So if an agent starts on the top, it will not be able to reach the bottom portion of the grid world and vice versa. Critically though, a rewarding location is present only in the bottom half, but not the top half of the grid, meaning that the values in the upper half are exactly zero, while there are non-zero immediately below the wall. So if you attempt to learn state values for this problem, for instance under an assumed fixed random policy, we could use Monte Carlo updates on the parameters of the network to do so.
If you do it, what you will see is basically the error heatmap on the left. The predictions are mostly accurate everywhere, with some noise in the bottom half due to the fact that Monte Carlo updates are high variance, and some error in the upper half, in a very tight band just above the wall. This is due to the fact that a network with the canonical architecture such as those that we use in supervised learning has trouble to approximate the sharp discontinuity in values. that go from non-zero to exactly zero as soon as you cross the wall.
Overall this though might seem reasonable, sure, you know, smoothness might have introduced some errors but maybe that's that's expected, it's not too concerning. But now consider what happens in the error map on the right. This corresponds to training the same value network but using TD instead of Monte Carlo and the result is quite fascinating I would say because in the lower half the values are still very accurate, actually even more because the TD updates are lower variance, so you don't get that noise that you are seeing in the bottom half with the Monte Carlo prediction. But on the upper half, the errors now are not confined anymore to a small band close to the wall, and instead the difficulty in fitting the discontinuity just above the wall actually leaks to the value predictions in the entire upper half. So this maybe might be surprising at first, but But the reason is that states throughout the upper half will bootstrap on the incorrect states just above the wall.

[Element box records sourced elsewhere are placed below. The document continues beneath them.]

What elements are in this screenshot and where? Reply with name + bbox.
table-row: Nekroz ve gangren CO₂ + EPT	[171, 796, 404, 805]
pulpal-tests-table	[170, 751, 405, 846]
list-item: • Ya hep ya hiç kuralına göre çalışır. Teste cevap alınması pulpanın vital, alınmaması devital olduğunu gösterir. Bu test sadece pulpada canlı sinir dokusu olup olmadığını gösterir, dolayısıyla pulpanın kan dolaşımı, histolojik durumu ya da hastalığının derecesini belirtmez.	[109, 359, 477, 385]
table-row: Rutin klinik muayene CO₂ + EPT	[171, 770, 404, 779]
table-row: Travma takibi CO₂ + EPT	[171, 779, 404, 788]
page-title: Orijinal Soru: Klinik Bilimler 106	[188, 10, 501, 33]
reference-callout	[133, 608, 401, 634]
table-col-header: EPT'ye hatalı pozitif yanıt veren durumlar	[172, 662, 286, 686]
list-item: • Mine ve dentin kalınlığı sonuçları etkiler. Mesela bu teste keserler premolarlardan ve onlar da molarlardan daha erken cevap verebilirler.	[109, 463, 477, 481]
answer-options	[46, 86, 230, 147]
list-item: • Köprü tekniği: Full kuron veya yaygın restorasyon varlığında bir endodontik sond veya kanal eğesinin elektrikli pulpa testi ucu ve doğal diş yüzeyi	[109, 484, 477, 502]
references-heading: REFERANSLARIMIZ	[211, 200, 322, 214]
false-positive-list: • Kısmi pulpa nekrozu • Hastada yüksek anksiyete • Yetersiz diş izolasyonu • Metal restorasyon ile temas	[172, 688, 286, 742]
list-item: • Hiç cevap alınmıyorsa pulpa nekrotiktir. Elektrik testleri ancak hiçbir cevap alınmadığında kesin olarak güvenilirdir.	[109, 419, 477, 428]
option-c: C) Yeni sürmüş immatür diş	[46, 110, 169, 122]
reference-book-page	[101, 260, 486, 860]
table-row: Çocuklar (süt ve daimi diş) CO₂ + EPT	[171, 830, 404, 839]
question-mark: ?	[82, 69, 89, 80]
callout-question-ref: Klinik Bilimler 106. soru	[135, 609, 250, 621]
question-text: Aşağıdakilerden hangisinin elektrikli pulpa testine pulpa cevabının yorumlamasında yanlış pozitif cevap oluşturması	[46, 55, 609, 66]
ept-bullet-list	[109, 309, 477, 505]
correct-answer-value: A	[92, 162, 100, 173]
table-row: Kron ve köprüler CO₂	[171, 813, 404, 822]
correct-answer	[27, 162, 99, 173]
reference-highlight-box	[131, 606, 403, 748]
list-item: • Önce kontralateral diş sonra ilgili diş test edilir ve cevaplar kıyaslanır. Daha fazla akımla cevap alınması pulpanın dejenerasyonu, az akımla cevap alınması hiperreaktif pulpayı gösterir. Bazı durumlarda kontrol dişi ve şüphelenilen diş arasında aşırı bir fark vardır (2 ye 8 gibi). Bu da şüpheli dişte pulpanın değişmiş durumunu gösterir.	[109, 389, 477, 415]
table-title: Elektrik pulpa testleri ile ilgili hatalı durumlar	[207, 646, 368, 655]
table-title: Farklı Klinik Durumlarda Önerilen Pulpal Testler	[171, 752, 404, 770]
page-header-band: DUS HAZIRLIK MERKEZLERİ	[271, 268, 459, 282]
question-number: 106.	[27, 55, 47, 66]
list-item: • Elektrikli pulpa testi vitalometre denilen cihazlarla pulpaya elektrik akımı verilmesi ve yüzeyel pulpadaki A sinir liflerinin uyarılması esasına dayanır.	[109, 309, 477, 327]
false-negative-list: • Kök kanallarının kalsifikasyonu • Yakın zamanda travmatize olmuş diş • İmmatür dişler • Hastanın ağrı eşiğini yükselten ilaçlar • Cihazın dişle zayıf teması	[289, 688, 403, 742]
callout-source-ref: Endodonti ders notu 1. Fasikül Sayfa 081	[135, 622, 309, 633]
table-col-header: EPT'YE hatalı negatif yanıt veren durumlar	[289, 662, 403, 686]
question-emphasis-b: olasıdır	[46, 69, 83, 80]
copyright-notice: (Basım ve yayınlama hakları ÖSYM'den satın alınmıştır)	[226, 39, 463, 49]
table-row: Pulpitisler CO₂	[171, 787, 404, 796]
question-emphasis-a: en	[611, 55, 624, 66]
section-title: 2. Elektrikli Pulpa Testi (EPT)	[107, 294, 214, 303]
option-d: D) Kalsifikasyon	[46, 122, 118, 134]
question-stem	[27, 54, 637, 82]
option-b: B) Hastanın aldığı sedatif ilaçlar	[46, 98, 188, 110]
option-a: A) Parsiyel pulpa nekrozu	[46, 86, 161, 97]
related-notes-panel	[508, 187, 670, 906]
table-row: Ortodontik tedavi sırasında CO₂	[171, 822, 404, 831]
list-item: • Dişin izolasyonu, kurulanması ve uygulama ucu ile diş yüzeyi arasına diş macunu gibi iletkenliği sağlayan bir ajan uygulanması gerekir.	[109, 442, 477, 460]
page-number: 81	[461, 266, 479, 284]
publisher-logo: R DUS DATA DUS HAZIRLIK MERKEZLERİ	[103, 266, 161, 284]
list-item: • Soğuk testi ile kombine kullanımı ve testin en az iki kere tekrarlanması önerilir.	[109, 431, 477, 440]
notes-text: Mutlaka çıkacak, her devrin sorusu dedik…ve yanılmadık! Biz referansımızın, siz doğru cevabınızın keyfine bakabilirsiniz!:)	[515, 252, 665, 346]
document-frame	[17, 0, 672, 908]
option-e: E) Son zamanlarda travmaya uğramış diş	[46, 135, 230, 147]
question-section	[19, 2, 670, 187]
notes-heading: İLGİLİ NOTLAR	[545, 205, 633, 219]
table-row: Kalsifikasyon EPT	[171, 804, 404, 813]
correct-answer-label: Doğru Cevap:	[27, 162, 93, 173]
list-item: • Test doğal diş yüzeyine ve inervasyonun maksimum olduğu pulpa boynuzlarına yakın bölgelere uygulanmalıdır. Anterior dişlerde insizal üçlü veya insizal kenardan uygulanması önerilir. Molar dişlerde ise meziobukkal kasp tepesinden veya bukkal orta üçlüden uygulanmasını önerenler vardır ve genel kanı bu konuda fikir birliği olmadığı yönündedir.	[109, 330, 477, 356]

And this means that the error will propagate. And this is a phenomenon that has been called leakage propagation. and is an example of how certain smoothness properties of a function approximator that might be acceptable in supervised learning can be quite problematic in RL. So this is maybe a further motivation to double down on reinforcement learning-aware deep architectures to make sure that we can support the kind of problem and function classes that we care about in RL. And there is much more still that could be said than certain architectural choices that could alleviate these issues.
But for now I really want to conclude highlighting what's behind many of the things I discussed in this section. And this is, again, like we saw in the past, inappropriate generalization. So smoothness leads to inappropriate generalization and this leads to leakage propagation and this leads to the deadly triad, for instance. But so while RLIW deep learning architecture will certainly help, and I think this is a very important, although some comparatively underexplored topic in deep RL research, the issue of learning good representations for RL will likely not be entirely solved by architecture alone. And to help, we will also need to change, I think, the way we train the representations in the network, because by having better representation, we will then be able to have less inappropriate generalization.
And one leading idea in this space that I just want to mention now, but will be the topic of the. of the several lectures in the remaining part of the course, is that maybe we should consider learning state representation that are not just for the singular purpose of predicting a single value function for a singular reward, and instead we should maybe share representations across many tasks. For instance, predict the value for different policies, or for the same policy but under different discounts, or for the same policy under the same discount but for a different equivalent other than the main task reward.
And if we can find good ways of doing this, this might alleviate many of the issues that we discussed throughout this DeepRL chapter, both in terms of deadly triad, leak-shaped propagation, and so on. So this is a very, I think, interesting area of research in DeepRL that we are going to touch on quite extensively.